M. le président. La parole est à M. Vincent Delahaye, pour la réplique.

M. Vincent Delahaye. Monsieur le ministre, je n'avais pas voté les hausses d'impôts proposées l'an dernier, je ne voterai pas non plus celles que vous nous soumettrez cette année. Je pense que vous ne tiendrez pas vos promesses de retour à l'équilibre budgétaire à l'horizon 2017, pas seulement parce qu'elles sont fondées sur des prévisions de taux de croissance trop optimistes, mais aussi parce que vous aurez manqué de courage pour engager les réformes structurelles nécessaires.

M. Alain Richard. Quel sectarisme !

M. Vincent Delahaye. Réduire les dépenses publiques est impératif pour rendre l'État plus juste et plus efficace.
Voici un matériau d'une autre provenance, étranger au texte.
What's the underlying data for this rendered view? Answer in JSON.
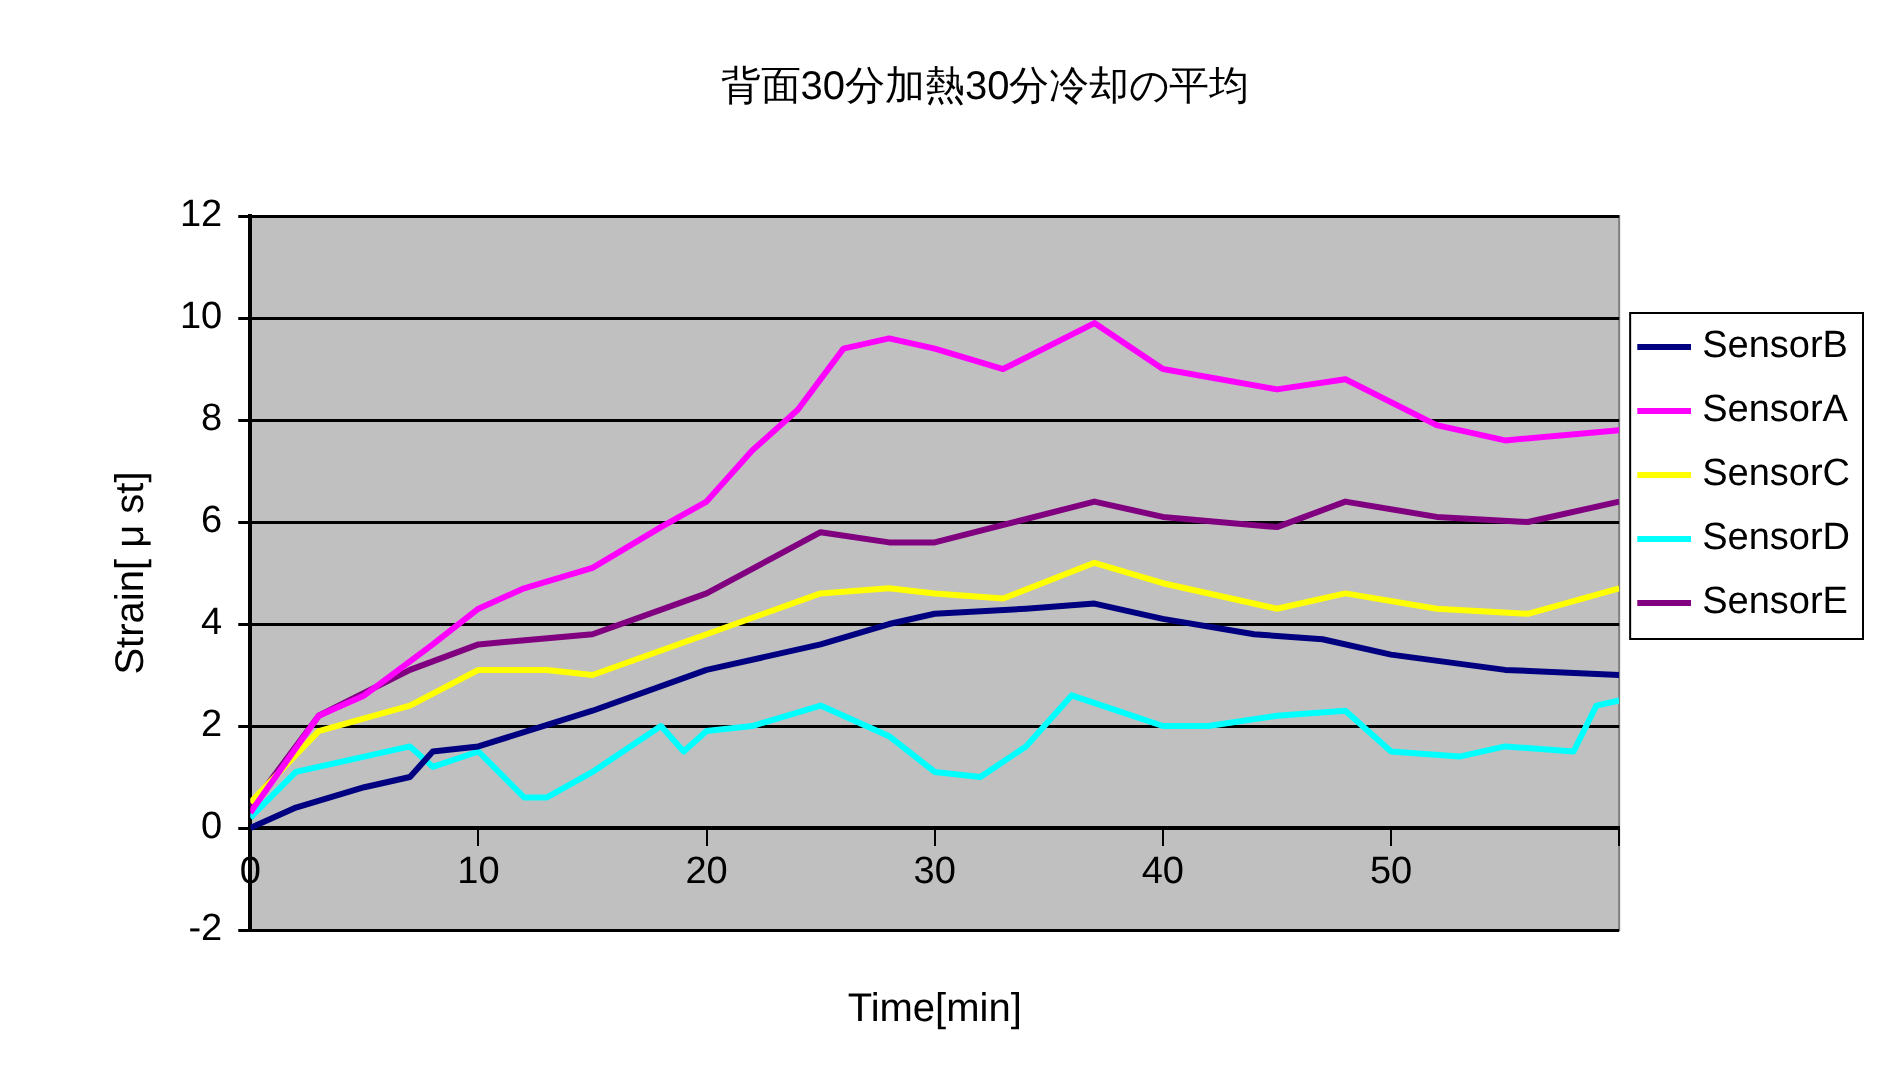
{
  "chart_data": {
    "type": "line",
    "title": "背面30分加熱30分冷却の平均",
    "xlabel": "Time[min]",
    "ylabel": "Strain[ μ st]",
    "xlim": [
      0,
      60
    ],
    "xticks": [
      0,
      10,
      20,
      30,
      40,
      50,
      {
        "value": 60,
        "label": null
      }
    ],
    "ylim": [
      -2,
      12
    ],
    "yticks": [
      -2,
      0,
      2,
      4,
      6,
      8,
      10,
      12
    ],
    "grid": "y",
    "legend": "right",
    "marker": "none",
    "line_style": "solid",
    "series": [
      {
        "name": "SensorB",
        "color": "#000080",
        "x": [
          0,
          2,
          5,
          7,
          8,
          10,
          15,
          20,
          25,
          28,
          30,
          34,
          37,
          40,
          44,
          47,
          50,
          55,
          60
        ],
        "values": [
          0,
          0.4,
          0.8,
          1.0,
          1.5,
          1.6,
          2.3,
          3.1,
          3.6,
          4.0,
          4.2,
          4.3,
          4.4,
          4.1,
          3.8,
          3.7,
          3.4,
          3.1,
          3.0
        ]
      },
      {
        "name": "SensorA",
        "color": "#ff00ff",
        "x": [
          0,
          3,
          5,
          8,
          10,
          12,
          15,
          18,
          20,
          22,
          24,
          26,
          28,
          30,
          33,
          37,
          40,
          45,
          48,
          52,
          55,
          60
        ],
        "values": [
          0.3,
          2.2,
          2.6,
          3.6,
          4.3,
          4.7,
          5.1,
          5.9,
          6.4,
          7.4,
          8.2,
          9.4,
          9.6,
          9.4,
          9.0,
          9.9,
          9.0,
          8.6,
          8.8,
          7.9,
          7.6,
          7.8
        ]
      },
      {
        "name": "SensorC",
        "color": "#ffff00",
        "x": [
          0,
          3,
          7,
          10,
          13,
          15,
          20,
          25,
          28,
          30,
          33,
          37,
          40,
          45,
          48,
          52,
          56,
          60
        ],
        "values": [
          0.5,
          1.9,
          2.4,
          3.1,
          3.1,
          3.0,
          3.8,
          4.6,
          4.7,
          4.6,
          4.5,
          5.2,
          4.8,
          4.3,
          4.6,
          4.3,
          4.2,
          4.7
        ]
      },
      {
        "name": "SensorD",
        "color": "#00ffff",
        "x": [
          0,
          2,
          5,
          7,
          8,
          10,
          12,
          13,
          15,
          18,
          19,
          20,
          22,
          25,
          28,
          30,
          32,
          34,
          36,
          38,
          40,
          42,
          45,
          48,
          50,
          53,
          55,
          58,
          59,
          60
        ],
        "values": [
          0.2,
          1.1,
          1.4,
          1.6,
          1.2,
          1.5,
          0.6,
          0.6,
          1.1,
          2.0,
          1.5,
          1.9,
          2.0,
          2.4,
          1.8,
          1.1,
          1.0,
          1.6,
          2.6,
          2.3,
          2.0,
          2.0,
          2.2,
          2.3,
          1.5,
          1.4,
          1.6,
          1.5,
          2.4,
          2.5
        ]
      },
      {
        "name": "SensorE",
        "color": "#800080",
        "x": [
          0,
          3,
          7,
          10,
          15,
          20,
          25,
          28,
          30,
          37,
          40,
          45,
          48,
          52,
          56,
          60
        ],
        "values": [
          0.4,
          2.2,
          3.1,
          3.6,
          3.8,
          4.6,
          5.8,
          5.6,
          5.6,
          6.4,
          6.1,
          5.9,
          6.4,
          6.1,
          6.0,
          6.4
        ]
      }
    ]
  }
}
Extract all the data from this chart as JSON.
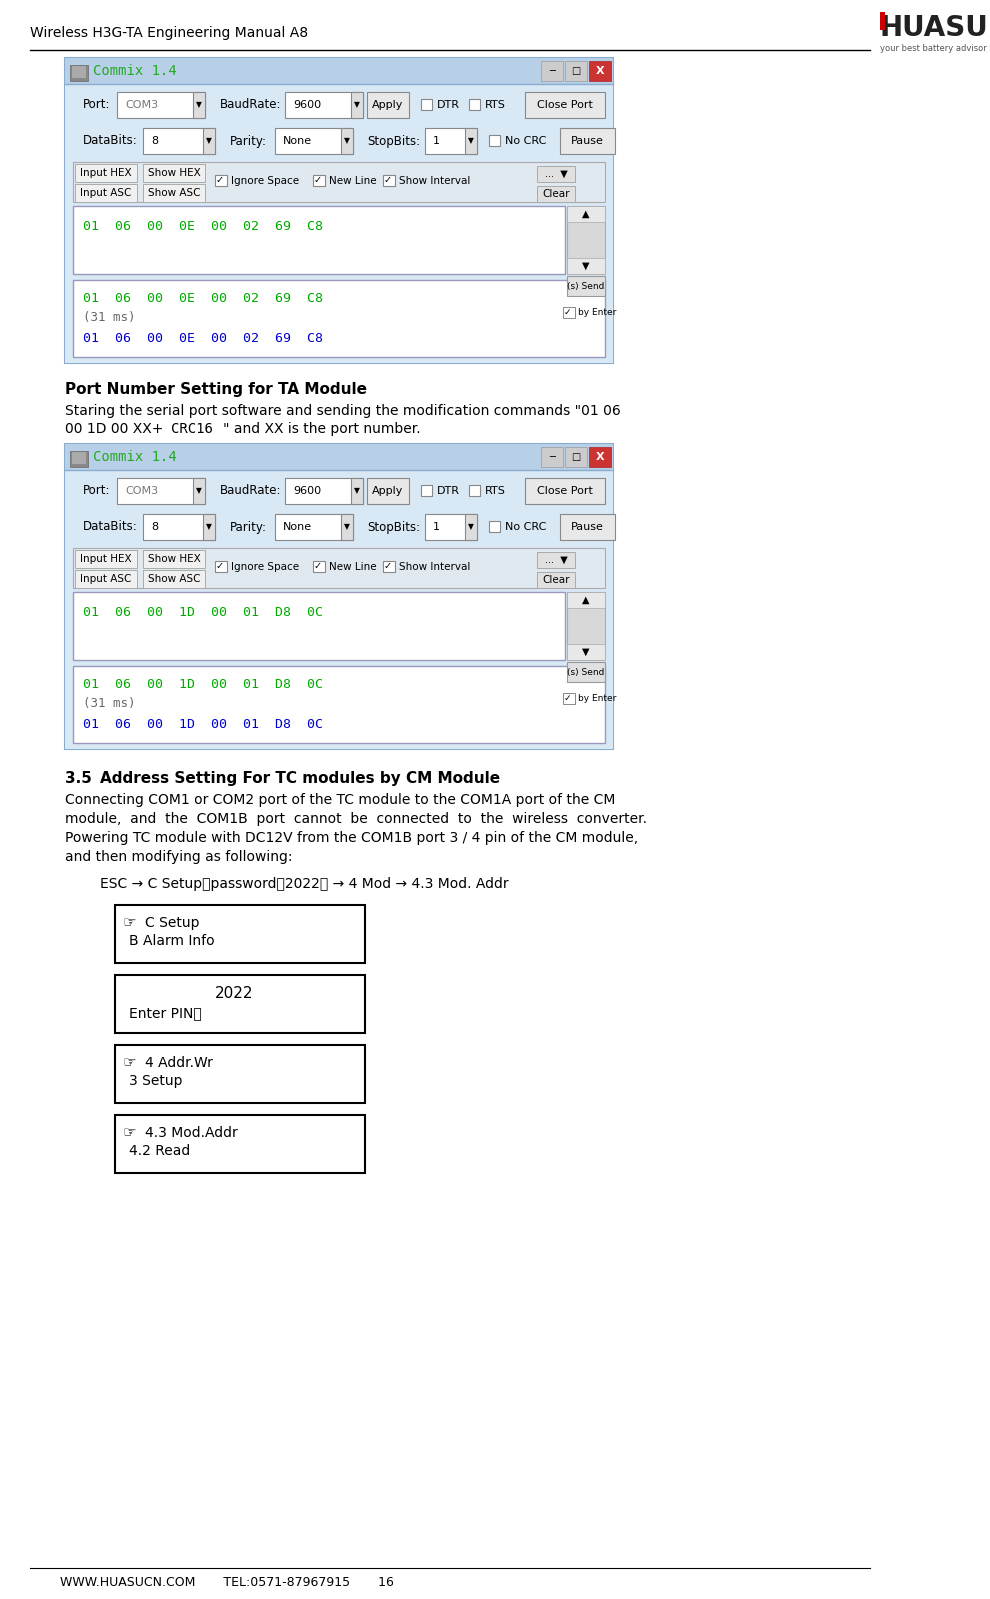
{
  "header_title": "Wireless H3G-TA Engineering Manual A8",
  "footer_text": "WWW.HUASUCN.COM       TEL:0571-87967915       16",
  "logo_text": "HUASU",
  "logo_sub": "your best battery advisor",
  "section_title1": "Port Number Setting for TA Module",
  "section_num": "3.5",
  "section_title2": "Address Setting For TC modules by CM Module",
  "esc_line": "ESC → C Setup（password：2022） → 4 Mod → 4.3 Mod. Addr",
  "box1_line1": "B Alarm Info",
  "box1_line2": "C Setup",
  "box2_line1": "Enter PIN：",
  "box2_line2": "2022",
  "box3_line1": "3 Setup",
  "box3_line2": "4 Addr.Wr",
  "box4_line1": "4.2 Read",
  "box4_line2": "4.3 Mod.Addr",
  "commix_title": "Commix 1.4",
  "win1_input_line": "01  06  00  0E  00  02  69  C8",
  "win1_out1": "01  06  00  0E  00  02  69  C8",
  "win1_out2": "(31 ms)",
  "win1_out3": "01  06  00  0E  00  02  69  C8",
  "win2_input_line": "01  06  00  1D  00  01  D8  0C",
  "win2_out1": "01  06  00  1D  00  01  D8  0C",
  "win2_out2": "(31 ms)",
  "win2_out3": "01  06  00  1D  00  01  D8  0C",
  "bg_color": "#ffffff",
  "win_outer_bg": "#c8d8ec",
  "win_inner_bg": "#d8e8f5",
  "win_title_bg": "#b8cfe8",
  "win_border": "#8aaccf",
  "green_text": "#00aa00",
  "blue_text": "#0000cc",
  "gray_text": "#666666",
  "close_btn": "#cc3333",
  "text_area_bg": "#ffffff",
  "text_area_border": "#aaaacc",
  "body1_line1": "Staring the serial port software and sending the modification commands \"01 06",
  "body1_line2a": "00 1D 00 XX+",
  "body1_line2b": "CRC16",
  "body1_line2c": "\" and XX is the port number.",
  "body2_line1": "Connecting COM1 or COM2 port of the TC module to the COM1A port of the CM",
  "body2_line2": "module,  and  the  COM1B  port  cannot  be  connected  to  the  wireless  converter.",
  "body2_line3": "Powering TC module with DC12V from the COM1B port 3 / 4 pin of the CM module,",
  "body2_line4": "and then modifying as following:"
}
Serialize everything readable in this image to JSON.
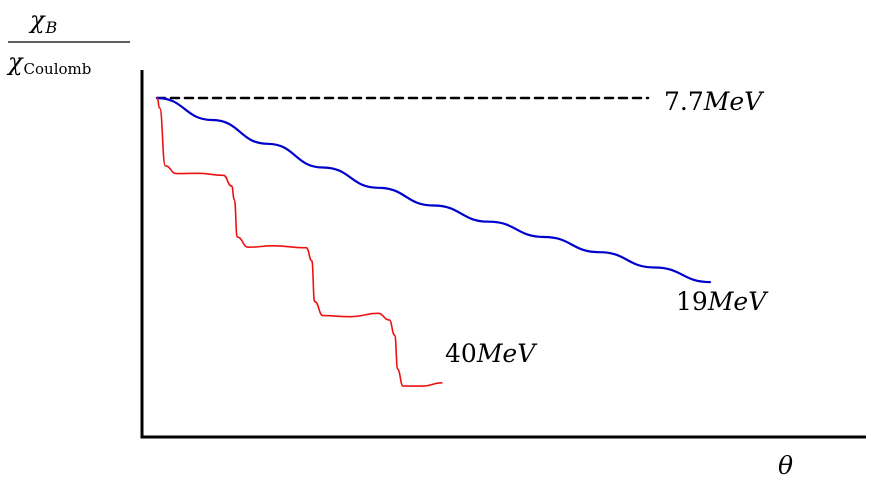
{
  "chart_data": {
    "type": "line",
    "ylabel": {
      "numerator": "χ",
      "numerator_sub": "B",
      "denominator": "χ",
      "denominator_sub": "Coulomb"
    },
    "xlabel": "θ",
    "grid": false,
    "legend": "none",
    "series": [
      {
        "name": "7.7MeV",
        "label_number": "7.7",
        "label_unit": "MeV",
        "color": "#000000",
        "style": "dashed",
        "points": [
          [
            0.0,
            1.0
          ],
          [
            1.0,
            1.0
          ]
        ]
      },
      {
        "name": "19MeV",
        "label_number": "19",
        "label_unit": "MeV",
        "color": "#0000cc",
        "style": "solid",
        "points": [
          [
            0.0,
            1.0
          ],
          [
            0.1,
            0.935
          ],
          [
            0.2,
            0.865
          ],
          [
            0.3,
            0.795
          ],
          [
            0.4,
            0.735
          ],
          [
            0.5,
            0.683
          ],
          [
            0.6,
            0.635
          ],
          [
            0.7,
            0.59
          ],
          [
            0.8,
            0.545
          ],
          [
            0.9,
            0.5
          ],
          [
            1.0,
            0.457
          ]
        ]
      },
      {
        "name": "40MeV",
        "label_number": "40",
        "label_unit": "MeV",
        "color": "#ee1111",
        "style": "solid",
        "points": [
          [
            0.0,
            1.0
          ],
          [
            0.005,
            0.97
          ],
          [
            0.015,
            0.8
          ],
          [
            0.035,
            0.777
          ],
          [
            0.075,
            0.778
          ],
          [
            0.12,
            0.772
          ],
          [
            0.135,
            0.74
          ],
          [
            0.14,
            0.7
          ],
          [
            0.145,
            0.59
          ],
          [
            0.165,
            0.56
          ],
          [
            0.21,
            0.564
          ],
          [
            0.27,
            0.558
          ],
          [
            0.28,
            0.52
          ],
          [
            0.285,
            0.4
          ],
          [
            0.3,
            0.358
          ],
          [
            0.35,
            0.355
          ],
          [
            0.4,
            0.365
          ],
          [
            0.42,
            0.345
          ],
          [
            0.43,
            0.3
          ],
          [
            0.435,
            0.2
          ],
          [
            0.445,
            0.15
          ],
          [
            0.48,
            0.15
          ],
          [
            0.515,
            0.16
          ]
        ]
      }
    ]
  }
}
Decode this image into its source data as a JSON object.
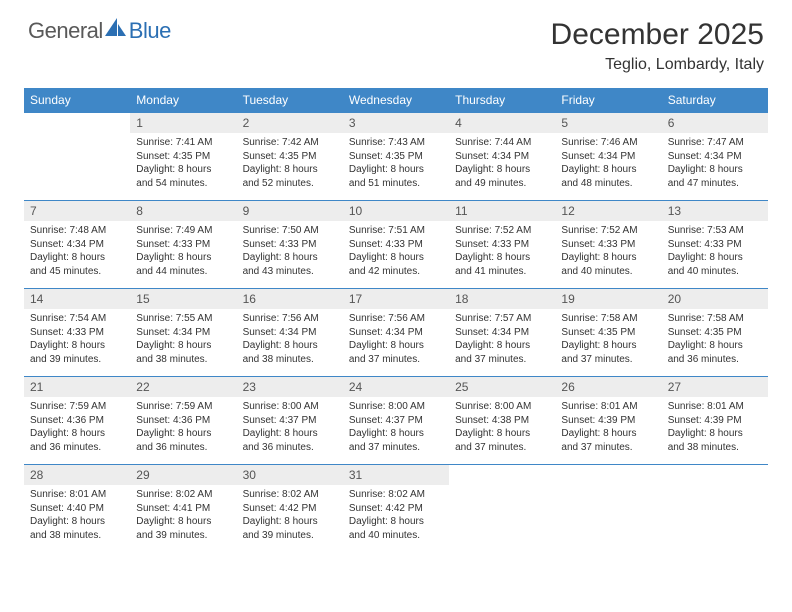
{
  "logo": {
    "part1": "General",
    "part2": "Blue",
    "accent_color": "#2b6fb3",
    "gray": "#595959"
  },
  "title": "December 2025",
  "location": "Teglio, Lombardy, Italy",
  "colors": {
    "header_bg": "#3f87c7",
    "header_fg": "#ffffff",
    "daynum_bg": "#ededed",
    "border": "#3f87c7",
    "text": "#333333",
    "background": "#ffffff"
  },
  "weekdays": [
    "Sunday",
    "Monday",
    "Tuesday",
    "Wednesday",
    "Thursday",
    "Friday",
    "Saturday"
  ],
  "start_offset": 1,
  "days": [
    {
      "n": 1,
      "sunrise": "7:41 AM",
      "sunset": "4:35 PM",
      "day_h": 8,
      "day_m": 54
    },
    {
      "n": 2,
      "sunrise": "7:42 AM",
      "sunset": "4:35 PM",
      "day_h": 8,
      "day_m": 52
    },
    {
      "n": 3,
      "sunrise": "7:43 AM",
      "sunset": "4:35 PM",
      "day_h": 8,
      "day_m": 51
    },
    {
      "n": 4,
      "sunrise": "7:44 AM",
      "sunset": "4:34 PM",
      "day_h": 8,
      "day_m": 49
    },
    {
      "n": 5,
      "sunrise": "7:46 AM",
      "sunset": "4:34 PM",
      "day_h": 8,
      "day_m": 48
    },
    {
      "n": 6,
      "sunrise": "7:47 AM",
      "sunset": "4:34 PM",
      "day_h": 8,
      "day_m": 47
    },
    {
      "n": 7,
      "sunrise": "7:48 AM",
      "sunset": "4:34 PM",
      "day_h": 8,
      "day_m": 45
    },
    {
      "n": 8,
      "sunrise": "7:49 AM",
      "sunset": "4:33 PM",
      "day_h": 8,
      "day_m": 44
    },
    {
      "n": 9,
      "sunrise": "7:50 AM",
      "sunset": "4:33 PM",
      "day_h": 8,
      "day_m": 43
    },
    {
      "n": 10,
      "sunrise": "7:51 AM",
      "sunset": "4:33 PM",
      "day_h": 8,
      "day_m": 42
    },
    {
      "n": 11,
      "sunrise": "7:52 AM",
      "sunset": "4:33 PM",
      "day_h": 8,
      "day_m": 41
    },
    {
      "n": 12,
      "sunrise": "7:52 AM",
      "sunset": "4:33 PM",
      "day_h": 8,
      "day_m": 40
    },
    {
      "n": 13,
      "sunrise": "7:53 AM",
      "sunset": "4:33 PM",
      "day_h": 8,
      "day_m": 40
    },
    {
      "n": 14,
      "sunrise": "7:54 AM",
      "sunset": "4:33 PM",
      "day_h": 8,
      "day_m": 39
    },
    {
      "n": 15,
      "sunrise": "7:55 AM",
      "sunset": "4:34 PM",
      "day_h": 8,
      "day_m": 38
    },
    {
      "n": 16,
      "sunrise": "7:56 AM",
      "sunset": "4:34 PM",
      "day_h": 8,
      "day_m": 38
    },
    {
      "n": 17,
      "sunrise": "7:56 AM",
      "sunset": "4:34 PM",
      "day_h": 8,
      "day_m": 37
    },
    {
      "n": 18,
      "sunrise": "7:57 AM",
      "sunset": "4:34 PM",
      "day_h": 8,
      "day_m": 37
    },
    {
      "n": 19,
      "sunrise": "7:58 AM",
      "sunset": "4:35 PM",
      "day_h": 8,
      "day_m": 37
    },
    {
      "n": 20,
      "sunrise": "7:58 AM",
      "sunset": "4:35 PM",
      "day_h": 8,
      "day_m": 36
    },
    {
      "n": 21,
      "sunrise": "7:59 AM",
      "sunset": "4:36 PM",
      "day_h": 8,
      "day_m": 36
    },
    {
      "n": 22,
      "sunrise": "7:59 AM",
      "sunset": "4:36 PM",
      "day_h": 8,
      "day_m": 36
    },
    {
      "n": 23,
      "sunrise": "8:00 AM",
      "sunset": "4:37 PM",
      "day_h": 8,
      "day_m": 36
    },
    {
      "n": 24,
      "sunrise": "8:00 AM",
      "sunset": "4:37 PM",
      "day_h": 8,
      "day_m": 37
    },
    {
      "n": 25,
      "sunrise": "8:00 AM",
      "sunset": "4:38 PM",
      "day_h": 8,
      "day_m": 37
    },
    {
      "n": 26,
      "sunrise": "8:01 AM",
      "sunset": "4:39 PM",
      "day_h": 8,
      "day_m": 37
    },
    {
      "n": 27,
      "sunrise": "8:01 AM",
      "sunset": "4:39 PM",
      "day_h": 8,
      "day_m": 38
    },
    {
      "n": 28,
      "sunrise": "8:01 AM",
      "sunset": "4:40 PM",
      "day_h": 8,
      "day_m": 38
    },
    {
      "n": 29,
      "sunrise": "8:02 AM",
      "sunset": "4:41 PM",
      "day_h": 8,
      "day_m": 39
    },
    {
      "n": 30,
      "sunrise": "8:02 AM",
      "sunset": "4:42 PM",
      "day_h": 8,
      "day_m": 39
    },
    {
      "n": 31,
      "sunrise": "8:02 AM",
      "sunset": "4:42 PM",
      "day_h": 8,
      "day_m": 40
    }
  ],
  "labels": {
    "sunrise": "Sunrise:",
    "sunset": "Sunset:",
    "daylight_prefix": "Daylight:",
    "hours": "hours",
    "and": "and",
    "minutes": "minutes."
  }
}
Le technicien Mario Monti le fait très habilement en Italie ; il est surtout courageux, et rien n'empêche les femmes et les hommes politiques français de l'être également.

M. Jean-Vincent Placé. C'est un libéral !

M. Vincent Delahaye. Faudra-t-il que nous fassions nous aussi appel à un technicien - on parle beaucoup ces jours-ci de Louis Gallois ! - pour préparer courageusement l'avenir en réduisant notre dépense publique ? L'action du Gouvernement ne doit pas être uniquement guidée par l'envie - bien légitime ! - d'être confirmé lors des prochaines élections. La démocratie ne doit pas être un obstacle à la construction du futur. Soyez courageux, monsieur le ministre, coupez dans les dépenses, et vous aurez notre soutien !
(Applaudissements sur les travées de l'UDI-UC. - Mlle Sophie Joissains applaudit également.)